Perri Irmer, president and chief executive officer of the DuSable, also addressed the press conference, recalling the legacy of Margaret Burroughs, the museum’s founder, and the rich history of the institution since its inception in 1961. Reminding the audience about the significance of the Black Fine Art Month in
“There is no such thing as Black History Month. Every month is Black History Month. Black history is American history,” Irmer said during the press conference, adding, “Black art is world art. It is American art. It is worth our attention. It is worth our investment.”
“One of the efforts that we are making at the DuSable Museum following Margaret Burroughs’ mission is to show black excellence, to educate all people through African American history and art and culture. And especially reaching our youth. And especially supporting and encouraging our youth; young artists and story tellers.” Irmer said.
Recognizing the importance of black aesthetic in art, Irmer emphasized on telling one’s stories themselves and encouraged young black artists to tell their stories in their voices and narratives. Irmer heartily extended her gratitude and excitement in DuSable’s partnership with Pigment Intl. to continue the story of Black people and their experiences.
Echoing Irmer’s thoughts, Andrews-Keenan said, “We have seen so many unique things come out of the African American experience in art. We at Pigment International attempt to shine a light on the entire black experience in the arts. [We] Formed an artist collective in Chicago to help promote, celebrate, and expand the reach for their work.”
Extending gratitude to Irmer in support of DuSable’s collaboration with Pigment International in the inaugural launch of the Black Fine Art Month, Andrews-Keenan said, “This was the right way to begin this.”
Andrews-Keenan and her team at Pigment Intl. believe that it is paramount to recognize the importance of Black aesthetic in art and gain footing at local, national, and global levels because they believe that Black art has always been important.
“Unless majority culture lifts things up, people don’t know about them. This is the way to lift things up within the Black culture and recognize the value of Black art.”, she said, adding, “What makes Chicago such a great place for this is that some of the great art movements out of the country have come out of Chicago- Works Progress Arts movement, Afrofuturism, AfriCobra, the Black Art movement and others. So, we think Chicago is one of the epicenters in the world for Black art and it seemed fitting to launch the Black Fine Art Month in Chicago.”
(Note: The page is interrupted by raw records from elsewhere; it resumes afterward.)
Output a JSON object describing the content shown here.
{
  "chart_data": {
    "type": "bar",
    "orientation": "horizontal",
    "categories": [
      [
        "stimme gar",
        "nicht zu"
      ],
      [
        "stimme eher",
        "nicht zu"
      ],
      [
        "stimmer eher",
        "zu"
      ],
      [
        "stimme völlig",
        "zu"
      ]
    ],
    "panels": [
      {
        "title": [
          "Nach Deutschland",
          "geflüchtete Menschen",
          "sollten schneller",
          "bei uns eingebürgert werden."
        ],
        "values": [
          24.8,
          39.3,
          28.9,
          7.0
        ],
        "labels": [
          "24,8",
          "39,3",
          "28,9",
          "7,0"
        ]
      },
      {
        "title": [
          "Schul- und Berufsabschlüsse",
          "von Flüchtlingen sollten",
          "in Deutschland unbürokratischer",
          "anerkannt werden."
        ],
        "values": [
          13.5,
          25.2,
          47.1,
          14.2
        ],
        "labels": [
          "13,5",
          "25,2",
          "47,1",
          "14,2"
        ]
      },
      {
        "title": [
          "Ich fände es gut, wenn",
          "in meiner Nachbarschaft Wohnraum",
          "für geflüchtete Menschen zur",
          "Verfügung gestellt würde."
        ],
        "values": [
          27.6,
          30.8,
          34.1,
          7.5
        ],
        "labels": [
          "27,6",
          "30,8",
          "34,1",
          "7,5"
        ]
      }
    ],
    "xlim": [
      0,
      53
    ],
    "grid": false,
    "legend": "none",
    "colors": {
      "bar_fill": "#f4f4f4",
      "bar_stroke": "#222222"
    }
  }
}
In the past, Pigment Intl. has represented its artists at Gold Coast Art and Art Miami/Art Basel exhibitions and welcomes artists of color from diaspora population in its collective. Currently, the Chicago-based art collective has over 15 artists, painters, photographers, and a sculptor. Blake Lenoir, a contemporary artist from South-side-Chicago, whose piece titled “Saline Synapses” is displayed at the gallery exhibition at DuSable, was documented as Viridian Artists “30 under 30” after his work at the Art Miami/Art Basel gained recognition.
Like Lenoir’s other paintings, “Saline Synapses” has a powerful message to offer. It is a painting depicting generational health in the African American population affected by years of diabetes and heart disease. Other works that speak to generational experiences and family history of the African American population are works by artist Lesley Martinez Etherly that are also on display in the gallery at DuSable.
Other Pigment Intl. artists whose work will be on display at the DuSable include Debra Hand, Minnie Watkins, Dana Todd Pope, and Eddie “Edo” White.